Vantée par une publicité putassière (« see a man actually eaten alive by a giant crocodile »), la scène dépeint la traversée d’une rivière par quelques adolescents devant prouver leur virilité en accomplissant cet exploit. Combinant stock-shots et utilisation d’un saurien en carton-pâte (un effet spécial absolument ridicule !), ce passage, supposé être le point d’orgue du métrage, sombre dans l’absurde en dépit des rappels constants du narrateur concernant la dangerosité des crocodiles.

Voulant se parer de considérations sociologiques, FUREUR SAUVAGE traite ensuite du trafic de la cocaïne en Bolivie et insiste lourdement sur la misère des cultivateurs, exploités par des gangs sans scrupules, et sur les ravages de cette drogue qui va « intoxiquer les cités ». La dernière demi-heure de FUREUR SAUVAGE comprend une opération chirurgicale effectuée sur un indigène blessé lors de la reconstitution rituelle d’une guerre oubliée. Probablement d’autres stock-shots intégrés dans le « récit ».

Enfin, nous visitons un musée de l’érotisme où sont exposée de nombreuses statuettes représentées en train d’accomplir divers actes sexuels comme une fellation ou – horreur ! – une sodomie. En dépit du caractère inoffensif de ce segment, le narrateur affirme à nouveau qu’il s’agit d’images volées et s’excuse de leur mauvaise qualité…en réalité rien ne discerne, à ce niveau, cette séquence des précédentes.

Une immonde attaque d’un jaguar blessé par trois crocodiles (encore eux !) nous rappelle combien la jungle est cruelle…surtout lorsque les cinéastes s’en mêlent puisque la scène a probablement été arrangée.
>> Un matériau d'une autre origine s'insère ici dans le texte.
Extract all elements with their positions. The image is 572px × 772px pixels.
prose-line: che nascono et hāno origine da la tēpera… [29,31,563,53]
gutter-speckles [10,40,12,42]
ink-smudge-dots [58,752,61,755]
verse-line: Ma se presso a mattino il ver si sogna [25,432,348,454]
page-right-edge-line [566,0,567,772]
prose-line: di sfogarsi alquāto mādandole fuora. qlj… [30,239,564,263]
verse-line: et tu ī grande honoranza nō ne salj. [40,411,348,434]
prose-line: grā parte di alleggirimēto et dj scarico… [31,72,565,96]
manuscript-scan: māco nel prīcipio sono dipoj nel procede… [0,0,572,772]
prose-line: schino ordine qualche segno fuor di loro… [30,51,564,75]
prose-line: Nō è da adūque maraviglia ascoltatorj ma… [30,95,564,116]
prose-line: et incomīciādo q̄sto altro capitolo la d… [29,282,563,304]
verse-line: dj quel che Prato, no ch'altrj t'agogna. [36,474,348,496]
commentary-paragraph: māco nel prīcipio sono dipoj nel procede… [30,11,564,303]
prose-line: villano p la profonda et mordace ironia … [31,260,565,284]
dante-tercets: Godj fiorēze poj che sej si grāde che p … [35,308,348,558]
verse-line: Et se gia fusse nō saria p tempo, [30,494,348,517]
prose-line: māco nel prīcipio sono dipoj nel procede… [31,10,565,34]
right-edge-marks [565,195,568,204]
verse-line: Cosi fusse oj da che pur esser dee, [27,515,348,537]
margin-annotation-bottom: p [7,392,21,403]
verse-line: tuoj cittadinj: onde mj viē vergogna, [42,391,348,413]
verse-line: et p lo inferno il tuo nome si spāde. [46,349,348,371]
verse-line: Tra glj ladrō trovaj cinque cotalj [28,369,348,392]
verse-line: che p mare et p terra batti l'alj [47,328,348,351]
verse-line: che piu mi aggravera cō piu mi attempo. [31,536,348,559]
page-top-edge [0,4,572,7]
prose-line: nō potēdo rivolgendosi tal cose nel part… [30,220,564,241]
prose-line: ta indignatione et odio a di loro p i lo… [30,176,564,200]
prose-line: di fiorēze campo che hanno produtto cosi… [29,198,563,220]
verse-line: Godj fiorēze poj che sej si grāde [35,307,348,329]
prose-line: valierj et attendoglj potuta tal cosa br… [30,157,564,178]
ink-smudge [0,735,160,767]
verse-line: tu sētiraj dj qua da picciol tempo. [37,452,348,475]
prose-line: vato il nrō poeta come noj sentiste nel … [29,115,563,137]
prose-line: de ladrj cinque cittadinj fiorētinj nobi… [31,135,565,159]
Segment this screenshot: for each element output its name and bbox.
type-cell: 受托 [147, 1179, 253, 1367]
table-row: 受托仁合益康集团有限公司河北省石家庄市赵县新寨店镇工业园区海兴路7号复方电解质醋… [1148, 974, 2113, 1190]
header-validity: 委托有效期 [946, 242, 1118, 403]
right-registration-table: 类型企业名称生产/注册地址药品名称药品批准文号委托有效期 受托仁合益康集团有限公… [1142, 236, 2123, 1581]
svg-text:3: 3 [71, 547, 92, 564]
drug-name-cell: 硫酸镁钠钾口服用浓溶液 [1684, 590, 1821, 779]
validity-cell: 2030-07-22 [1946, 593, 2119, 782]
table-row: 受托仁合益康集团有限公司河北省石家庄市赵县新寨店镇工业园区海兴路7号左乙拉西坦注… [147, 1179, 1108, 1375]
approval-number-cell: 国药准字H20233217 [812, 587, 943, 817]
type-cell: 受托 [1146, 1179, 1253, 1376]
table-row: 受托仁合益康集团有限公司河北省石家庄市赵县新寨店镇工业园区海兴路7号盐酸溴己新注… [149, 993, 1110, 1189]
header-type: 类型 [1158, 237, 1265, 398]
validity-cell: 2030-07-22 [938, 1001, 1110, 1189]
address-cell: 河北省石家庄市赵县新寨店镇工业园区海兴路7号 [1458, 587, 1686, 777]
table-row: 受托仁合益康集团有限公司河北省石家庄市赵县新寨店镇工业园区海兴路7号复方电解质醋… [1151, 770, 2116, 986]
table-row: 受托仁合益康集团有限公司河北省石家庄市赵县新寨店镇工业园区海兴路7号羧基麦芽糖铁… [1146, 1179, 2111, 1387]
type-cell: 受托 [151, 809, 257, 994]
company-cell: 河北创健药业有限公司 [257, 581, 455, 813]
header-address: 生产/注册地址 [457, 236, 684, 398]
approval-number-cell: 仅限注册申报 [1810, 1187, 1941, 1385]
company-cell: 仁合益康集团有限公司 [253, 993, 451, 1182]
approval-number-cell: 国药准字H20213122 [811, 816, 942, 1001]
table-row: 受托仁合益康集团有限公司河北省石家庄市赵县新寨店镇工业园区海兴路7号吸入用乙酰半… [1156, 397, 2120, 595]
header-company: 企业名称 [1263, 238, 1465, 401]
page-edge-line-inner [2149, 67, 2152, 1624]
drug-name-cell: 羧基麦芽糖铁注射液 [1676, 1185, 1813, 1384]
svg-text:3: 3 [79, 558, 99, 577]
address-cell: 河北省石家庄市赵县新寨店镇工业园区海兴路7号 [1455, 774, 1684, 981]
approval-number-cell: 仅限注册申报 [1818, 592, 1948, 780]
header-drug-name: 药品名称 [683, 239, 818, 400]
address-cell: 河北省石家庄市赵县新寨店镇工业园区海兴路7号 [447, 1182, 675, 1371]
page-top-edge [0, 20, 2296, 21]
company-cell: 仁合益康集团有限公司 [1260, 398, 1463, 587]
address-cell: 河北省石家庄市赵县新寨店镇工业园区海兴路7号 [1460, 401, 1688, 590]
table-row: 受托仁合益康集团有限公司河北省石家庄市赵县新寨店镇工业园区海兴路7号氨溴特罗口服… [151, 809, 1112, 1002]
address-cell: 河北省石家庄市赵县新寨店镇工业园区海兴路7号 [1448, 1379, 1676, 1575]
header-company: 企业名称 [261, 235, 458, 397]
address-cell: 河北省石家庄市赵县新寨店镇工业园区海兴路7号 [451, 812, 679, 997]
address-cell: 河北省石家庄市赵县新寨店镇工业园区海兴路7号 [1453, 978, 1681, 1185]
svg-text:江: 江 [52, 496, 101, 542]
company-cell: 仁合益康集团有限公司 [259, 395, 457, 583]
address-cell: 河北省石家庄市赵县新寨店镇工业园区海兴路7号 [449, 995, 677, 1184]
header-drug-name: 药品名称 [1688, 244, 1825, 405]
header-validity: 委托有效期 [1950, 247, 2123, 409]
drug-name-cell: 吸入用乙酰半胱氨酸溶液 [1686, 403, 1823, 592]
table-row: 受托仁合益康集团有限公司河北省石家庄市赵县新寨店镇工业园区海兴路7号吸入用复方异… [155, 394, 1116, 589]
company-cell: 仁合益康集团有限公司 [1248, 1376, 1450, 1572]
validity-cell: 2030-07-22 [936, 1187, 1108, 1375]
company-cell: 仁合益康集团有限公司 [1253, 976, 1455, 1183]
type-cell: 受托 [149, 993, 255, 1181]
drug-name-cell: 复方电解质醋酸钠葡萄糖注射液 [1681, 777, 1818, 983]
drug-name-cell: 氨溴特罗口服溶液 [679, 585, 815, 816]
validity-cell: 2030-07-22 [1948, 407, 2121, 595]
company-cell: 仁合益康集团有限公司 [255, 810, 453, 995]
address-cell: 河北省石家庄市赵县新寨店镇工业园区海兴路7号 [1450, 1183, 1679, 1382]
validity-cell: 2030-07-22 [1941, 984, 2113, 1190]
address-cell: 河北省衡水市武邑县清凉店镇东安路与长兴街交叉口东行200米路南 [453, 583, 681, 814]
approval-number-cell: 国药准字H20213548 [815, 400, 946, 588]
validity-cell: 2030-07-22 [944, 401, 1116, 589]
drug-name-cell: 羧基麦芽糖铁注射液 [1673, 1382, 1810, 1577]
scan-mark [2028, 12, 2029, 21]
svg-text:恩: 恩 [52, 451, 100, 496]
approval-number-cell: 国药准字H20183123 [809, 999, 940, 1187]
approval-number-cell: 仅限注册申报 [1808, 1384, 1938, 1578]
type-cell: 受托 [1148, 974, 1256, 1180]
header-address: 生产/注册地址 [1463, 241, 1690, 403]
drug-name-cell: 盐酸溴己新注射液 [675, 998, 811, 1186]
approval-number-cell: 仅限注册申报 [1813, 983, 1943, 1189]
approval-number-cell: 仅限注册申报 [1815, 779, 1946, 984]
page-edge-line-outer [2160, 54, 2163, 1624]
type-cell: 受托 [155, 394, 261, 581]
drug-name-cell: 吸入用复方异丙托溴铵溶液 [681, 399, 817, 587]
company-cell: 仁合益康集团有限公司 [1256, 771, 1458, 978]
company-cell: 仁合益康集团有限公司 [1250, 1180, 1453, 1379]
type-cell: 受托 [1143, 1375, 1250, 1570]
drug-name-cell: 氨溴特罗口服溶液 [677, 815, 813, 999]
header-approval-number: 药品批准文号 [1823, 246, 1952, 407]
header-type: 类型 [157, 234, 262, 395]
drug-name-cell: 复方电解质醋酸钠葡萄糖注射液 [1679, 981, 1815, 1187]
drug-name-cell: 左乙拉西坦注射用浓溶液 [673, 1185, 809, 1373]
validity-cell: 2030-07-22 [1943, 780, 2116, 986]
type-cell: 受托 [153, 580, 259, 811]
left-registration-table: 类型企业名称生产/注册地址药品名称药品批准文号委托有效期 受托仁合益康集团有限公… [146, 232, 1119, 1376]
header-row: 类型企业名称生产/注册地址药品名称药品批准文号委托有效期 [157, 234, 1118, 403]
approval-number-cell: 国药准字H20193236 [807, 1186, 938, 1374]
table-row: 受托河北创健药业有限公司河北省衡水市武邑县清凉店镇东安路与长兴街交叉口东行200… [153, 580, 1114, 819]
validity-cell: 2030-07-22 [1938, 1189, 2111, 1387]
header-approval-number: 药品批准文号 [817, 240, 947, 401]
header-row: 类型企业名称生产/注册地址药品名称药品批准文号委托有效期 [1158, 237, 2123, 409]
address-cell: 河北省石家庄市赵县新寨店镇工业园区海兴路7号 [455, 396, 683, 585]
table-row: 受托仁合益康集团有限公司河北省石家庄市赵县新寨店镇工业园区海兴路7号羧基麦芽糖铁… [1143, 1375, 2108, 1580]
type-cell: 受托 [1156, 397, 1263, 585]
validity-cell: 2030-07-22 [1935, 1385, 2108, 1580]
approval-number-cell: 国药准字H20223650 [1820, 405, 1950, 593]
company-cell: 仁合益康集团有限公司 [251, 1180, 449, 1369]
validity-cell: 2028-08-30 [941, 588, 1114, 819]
Contrairement à MONDO CANE ou ADIEU AFRIQUE, le cinéaste (hum !) n’accomplit ici aucun effort pour rendre son voyage intéressant : dénué de rythme ou de progression, les vignettes proposées semblent assemblées au petit bonheur la chance, sans la moindre volonté de délivrer un « message » et dans le seul but de choquer ou titiller le spectateur.
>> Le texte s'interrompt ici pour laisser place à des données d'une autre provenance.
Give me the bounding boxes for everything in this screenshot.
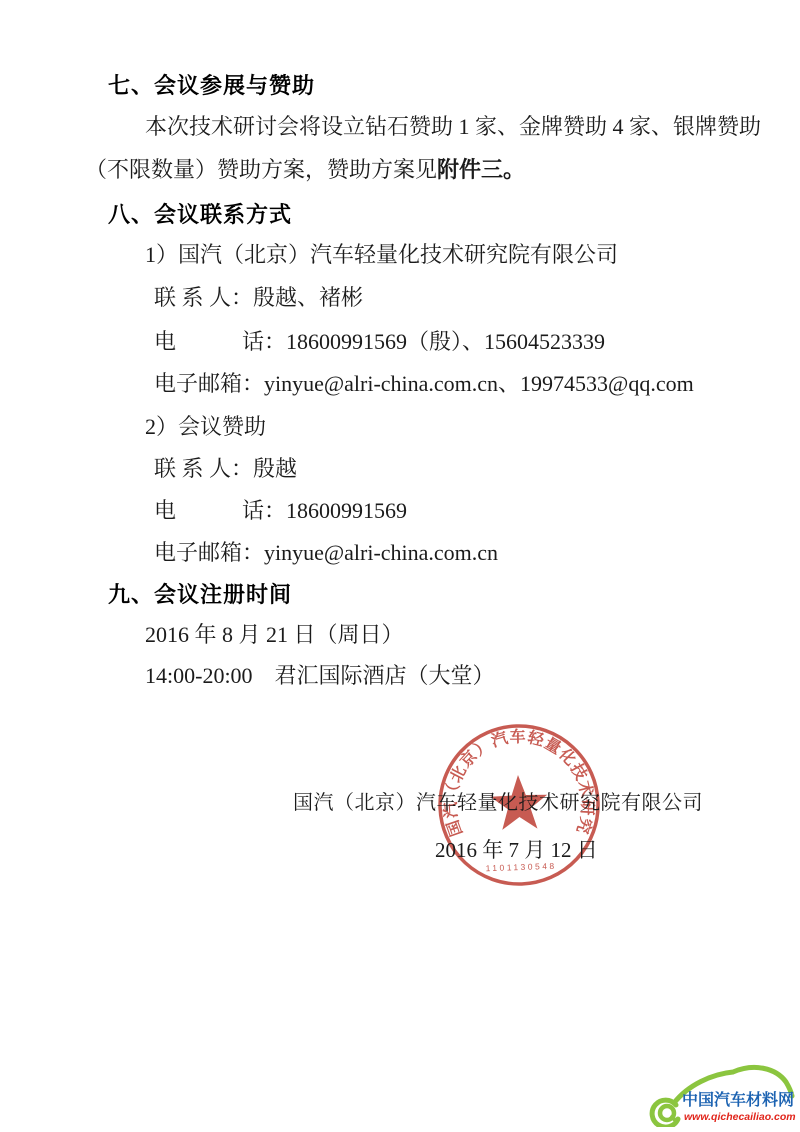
org1-contact-person: 联 系 人：殷越、褚彬	[154, 284, 363, 312]
org2-email: 电子邮箱：yinyue@alri-china.com.cn	[154, 539, 498, 567]
sponsorship-paragraph-line-2: （不限数量）赞助方案，赞助方案见附件三。	[85, 156, 525, 184]
section-7-heading: 七、会议参展与赞助	[108, 72, 315, 100]
org2-contact-person: 联 系 人：殷越	[154, 455, 297, 483]
org1-title: 1）国汽（北京）汽车轻量化技术研究院有限公司	[145, 241, 618, 269]
signature-company-name: 国汽（北京）汽车轻量化技术研究院有限公司	[293, 789, 703, 817]
registration-time-place: 14:00-20:00 君汇国际酒店（大堂）	[145, 662, 495, 690]
scanned-document-page: 七、会议参展与赞助 本次技术研讨会将设立钻石赞助 1 家、金牌赞助 4 家、银牌…	[0, 0, 800, 1132]
signature-date: 2016 年 7 月 12 日	[435, 836, 598, 864]
watermark-site-name: 中国汽车材料网	[682, 1092, 794, 1110]
org1-phone: 电 话：18600991569（殷）、15604523339	[154, 328, 605, 356]
site-watermark-logo: 中国汽车材料网 www.qichecailiao.com	[636, 1055, 796, 1127]
org2-title: 2）会议赞助	[145, 413, 266, 441]
registration-date: 2016 年 8 月 21 日（周日）	[145, 621, 404, 649]
attachment-three-reference: 附件三。	[437, 157, 525, 182]
section-9-heading: 九、会议注册时间	[108, 581, 292, 609]
seal-ring-text: 国汽（北京）汽车轻量化技术研究院有限公司	[430, 715, 598, 843]
section-8-heading: 八、会议联系方式	[108, 201, 292, 229]
sponsorship-paragraph-line-2-text: （不限数量）赞助方案，赞助方案见	[85, 157, 437, 182]
org2-phone: 电 话：18600991569	[154, 497, 407, 525]
sponsorship-paragraph-line-1: 本次技术研讨会将设立钻石赞助 1 家、金牌赞助 4 家、银牌赞助	[145, 113, 761, 141]
watermark-site-url: www.qichecailiao.com	[684, 1111, 796, 1123]
org1-email: 电子邮箱：yinyue@alri-china.com.cn、19974533@q…	[154, 370, 694, 398]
Le film alterne ainsi des scènes vomitives d’animaux massacré et d’anodines images de cartes postales, en passant par des visites touristiques et d’absurdes saynètes « sexy » (in)dignes d’un long-métrage érotique des seventies. L’ensemble est, bien sûr, émaillé de stock-shot divers et de passages tirés de documentaires afin de lui conférer un minimum d’authenticité. Sans grand succès...

Bercé par une excellente partition funky de Riz Ortolani, FUREUR SAUVAGE constitue un mondo particulièrement trafiqué et malhonnête, ce qui, paradoxalement, le rend plaisant à suivre pour les amateurs de cinéma d’exploitation à tendance « nanar ».
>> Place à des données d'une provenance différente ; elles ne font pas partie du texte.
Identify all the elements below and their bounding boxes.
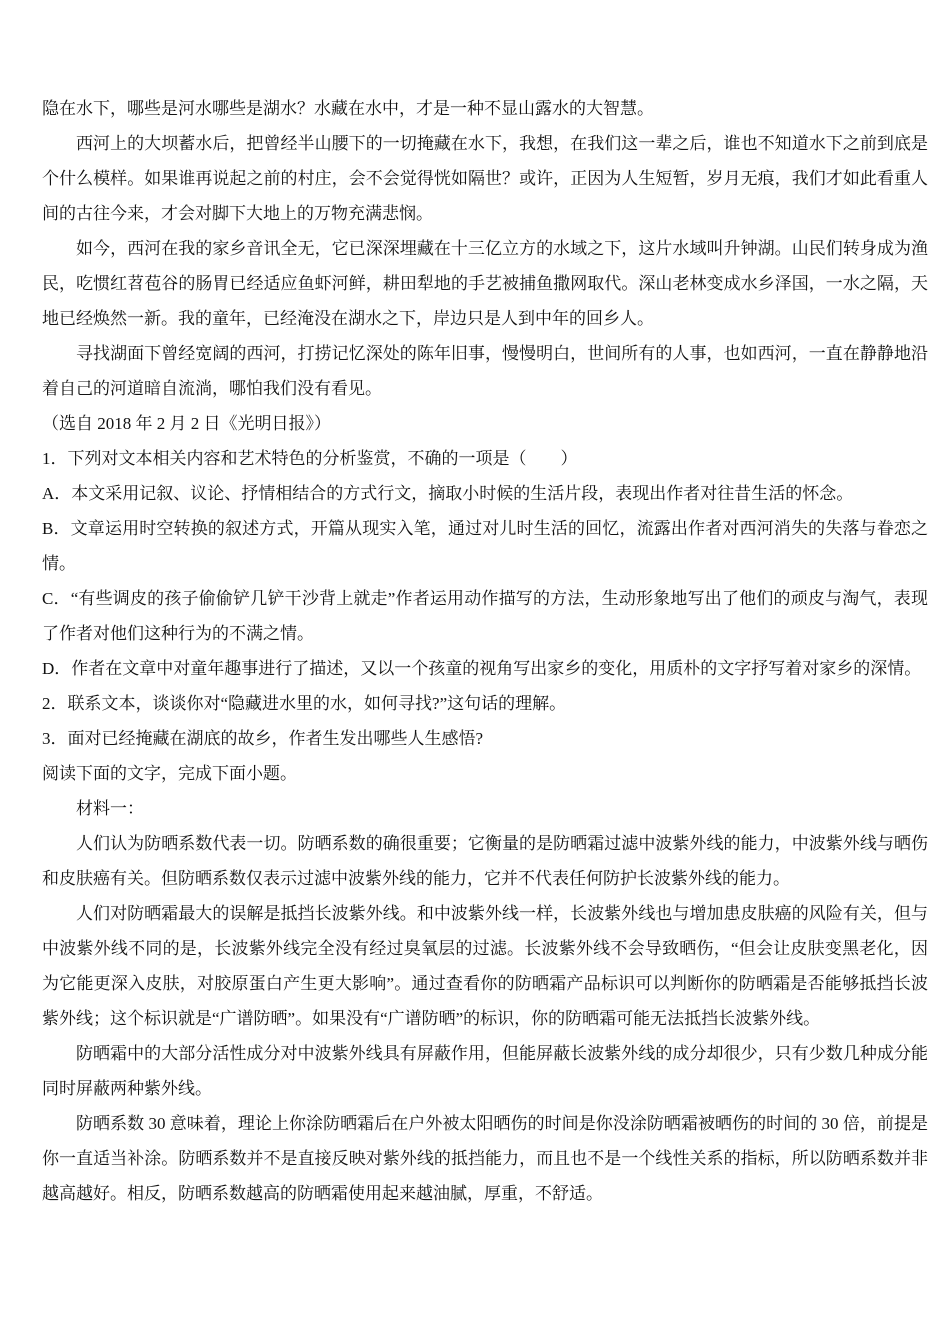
essay-paragraph-2: 西河上的大坝蓄水后，把曾经半山腰下的一切掩藏在水下，我想，在我们这一辈之后，谁也…: [42, 126, 928, 231]
question-1-option-b: B．文章运用时空转换的叙述方式，开篇从现实入笔，通过对儿时生活的回忆，流露出作者…: [42, 511, 928, 581]
material-one-label: 材料一：: [42, 791, 928, 826]
question-2: 2．联系文本，谈谈你对“隐藏进水里的水，如何寻找?”这句话的理解。: [42, 686, 928, 721]
question-1-option-c: C．“有些调皮的孩子偷偷铲几铲干沙背上就走”作者运用动作描写的方法，生动形象地写…: [42, 581, 928, 651]
essay-paragraph-3: 如今，西河在我的家乡音讯全无，它已深深埋藏在十三亿立方的水域之下，这片水域叫升钟…: [42, 231, 928, 336]
material-paragraph-1: 人们认为防晒系数代表一切。防晒系数的确很重要；它衡量的是防晒霜过滤中波紫外线的能…: [42, 826, 928, 896]
question-1-option-d: D．作者在文章中对童年趣事进行了描述，又以一个孩童的视角写出家乡的变化，用质朴的…: [42, 651, 928, 686]
material-paragraph-2: 人们对防晒霜最大的误解是抵挡长波紫外线。和中波紫外线一样，长波紫外线也与增加患皮…: [42, 896, 928, 1036]
essay-paragraph-4: 寻找湖面下曾经宽阔的西河，打捞记忆深处的陈年旧事，慢慢明白，世间所有的人事，也如…: [42, 336, 928, 406]
question-3: 3．面对已经掩藏在湖底的故乡，作者生发出哪些人生感悟?: [42, 721, 928, 756]
question-1: 1．下列对文本相关内容和艺术特色的分析鉴赏，不确的一项是（ ）: [42, 441, 928, 476]
question-1-option-a: A．本文采用记叙、议论、抒情相结合的方式行文，摘取小时候的生活片段，表现出作者对…: [42, 476, 928, 511]
document-page: 隐在水下，哪些是河水哪些是湖水？水藏在水中，才是一种不显山露水的大智慧。 西河上…: [0, 0, 950, 1344]
essay-paragraph-1: 隐在水下，哪些是河水哪些是湖水？水藏在水中，才是一种不显山露水的大智慧。: [42, 91, 928, 126]
material-paragraph-4: 防晒系数 30 意味着，理论上你涂防晒霜后在户外被太阳晒伤的时间是你没涂防晒霜被…: [42, 1106, 928, 1211]
reading-instruction: 阅读下面的文字，完成下面小题。: [42, 756, 928, 791]
source-citation: （选自 2018 年 2 月 2 日《光明日报》）: [42, 406, 928, 441]
material-paragraph-3: 防晒霜中的大部分活性成分对中波紫外线具有屏蔽作用，但能屏蔽长波紫外线的成分却很少…: [42, 1036, 928, 1106]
En effet, toutes les scènes semblent truquées, reconstituées ou, en tout cas, détournées par l’usage de commentaires tendancieux dont les affirmations péremptoires restent toujours sujettes à caution.

Le mélange de cérémonies primitives anodines, de cruautés animales gratuites, de pseudo érotisme « Tahiti douche », d’exotisme de pacotille, de considération sociologiques et de séquences chocs maladroitement assemblées rend, au final, FUREUR SAUVAGE complètement inoffensif et divertissant au second degré. Du moins pour les spectateurs bien disposés.